Как ничего не изменял он в статьях постоянных сотрудников не потому, что не мог изменять, так и исправлял он столь усиленно начинающих и второстепенных беллетристов вовсе не потому, что мог делать с ними что хотел, а потому, что это было лучше в разных смыслах, лучше как для журнала, так и для них самих. Вместо недовольства, которого можно было бы ожидать, если бы мотивы были иные, он привлек к журналу и сгруппировал вокруг него целую группу беллетристов, благодаря чему, без всякого преувеличения можно сказать, ни в одном из русских журналов ни прежде, ни после не было такой богатой беллетристики, как в “Отечественных записках”. Иногда ее, эту прозу, упрекали в “избытке мужика”, но, тем не менее, все постоянно читали, не исключая и тех светских людей, которые делали подобные упреки. И создано это было главным образом Салтыковым, потому что остальные либо никакого касательства к беллетристике не имели, либо помогали ему только советом да предварительным просмотром рукописей, когда их скоплялось слишком много в редакционном портфеле. Я сказал бы даже больше, что создано это было исключительно Салтыковым, если бы раньше него не обращал особого внимания на беллетристику Некрасов, и если бы не помогал Елисеев, который хотя и не имел непосредственного касательства к беллетристике, но отлично понимал важное ее значение для публики и журнала и, кроме того, постоянно сглаживал неровности и шероховатости его характера по отношению к пишущей братии, особенно к начинающим писателям, не знавшим еще салтыковского прямодушия и манеры говорить. Тем не менее, если начало дела принадлежало Некрасову, а поддержка Елисееву, то дальнейшее его развитие и непосредственные старания принадлежат Салтыкову. Он больше всех вложил труда и забот в беллетристику “Отечественных записок”.

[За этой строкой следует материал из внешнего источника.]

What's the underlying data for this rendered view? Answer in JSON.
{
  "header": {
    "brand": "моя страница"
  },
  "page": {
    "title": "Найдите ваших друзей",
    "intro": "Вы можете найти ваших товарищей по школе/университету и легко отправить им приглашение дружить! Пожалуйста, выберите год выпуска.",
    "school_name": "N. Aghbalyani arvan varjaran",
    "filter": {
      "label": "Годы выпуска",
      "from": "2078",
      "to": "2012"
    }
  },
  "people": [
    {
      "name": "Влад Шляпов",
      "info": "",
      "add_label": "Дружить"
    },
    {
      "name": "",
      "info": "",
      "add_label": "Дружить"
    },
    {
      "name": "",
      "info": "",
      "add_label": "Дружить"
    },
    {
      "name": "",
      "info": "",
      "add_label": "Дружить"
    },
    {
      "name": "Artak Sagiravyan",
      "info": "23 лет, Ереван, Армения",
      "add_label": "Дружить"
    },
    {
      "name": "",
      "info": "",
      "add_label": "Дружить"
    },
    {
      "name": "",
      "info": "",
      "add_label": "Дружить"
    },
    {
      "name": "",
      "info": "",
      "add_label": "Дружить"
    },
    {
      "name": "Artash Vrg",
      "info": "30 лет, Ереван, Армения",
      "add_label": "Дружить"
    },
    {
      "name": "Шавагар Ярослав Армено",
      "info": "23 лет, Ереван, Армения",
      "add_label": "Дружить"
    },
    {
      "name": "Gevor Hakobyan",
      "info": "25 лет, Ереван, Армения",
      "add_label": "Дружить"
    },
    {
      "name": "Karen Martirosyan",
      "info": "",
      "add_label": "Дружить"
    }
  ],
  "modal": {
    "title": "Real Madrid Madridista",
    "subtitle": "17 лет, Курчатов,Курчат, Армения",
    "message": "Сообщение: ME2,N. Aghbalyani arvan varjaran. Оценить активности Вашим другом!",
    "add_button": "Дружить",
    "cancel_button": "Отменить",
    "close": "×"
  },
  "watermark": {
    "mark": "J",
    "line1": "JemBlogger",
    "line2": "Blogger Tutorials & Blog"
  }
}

Повторяю, работать так, как работал Салтыков, не всякий может. Работа для него превратилась не только в обычное занятие, но и в какую-то непреодолимую потребность. Он не мог не писать: ни какие-нибудь дела, ни усталость и желание отдохнуть, ни знакомства и отношения, ни даже сама болезнь не могли удержать его от этого. Сплошь и рядом совсем больной, он садился к письменному столу и писал своим медленным, сжатым почерком страничку, другую, сколько мог. Я застал его раз пишущим на подоконнике, во время переезда на дачу, когда в кабинете все было уже уложено, и стол был чем-то загроможден; а за границей он ухитрялся иногда писать даже на маленьком круглом столике, урывая несколько минут между прогулкою и завтраком или между ванною и обедом, у него одна работа кончалась, другая начиналась, а иногда две-три работы шли рядом; случалось, что ранее начатые работы иногда откладывались на несколько лет, а более поздние печатались безостановочно, и тогда, по окончании их, он снова брался за какую-нибудь оставленную работу. Зависело это от разных причин: и от большей своевременности и необходимости позднее начатых работ, и от того, что они им сильнее овладевали, так что оставить их было не так-то легко. Иногда он жаловался на то, что работа затягивается и надоела ему, а расстаться с нею все-таки не мог. Так, например, жаловался он на “Пошехонскую старину”, которую кончал уже совсем больной, незадолго перед смертью, а между тем задумывал новое большое произведение и даже сделал к нему наброски. Вот что говорил он мне:
– Начал я “Пошехонскую старину” действительно с удовольствием, а потом надоела она мне ужасно, просто измучила… Образы за образами поднимаются и лезут в голову, а возиться с ними и скучно, потому что все это уже давно известно, и тяжело, потому что я ведь опять точно переживаю то время. А тут еще болен… Право, иногда кажется, что не кончу. Впрочем, нисколько об этом не жалею: у меня на всякий случай окончание есть, всего-то в одну страничку. Если сам не успею написать, так пусть другой кто-нибудь напишет и скажет, что автор предполагал кончить свою историю зимним помещичьим весельем, пошехонским раздольем. А вот о чем жалею, – продолжал он после небольшой паузы, – для этого стоило бы начать снова жить: я задумал новую большую вещь – “Забытые слова”.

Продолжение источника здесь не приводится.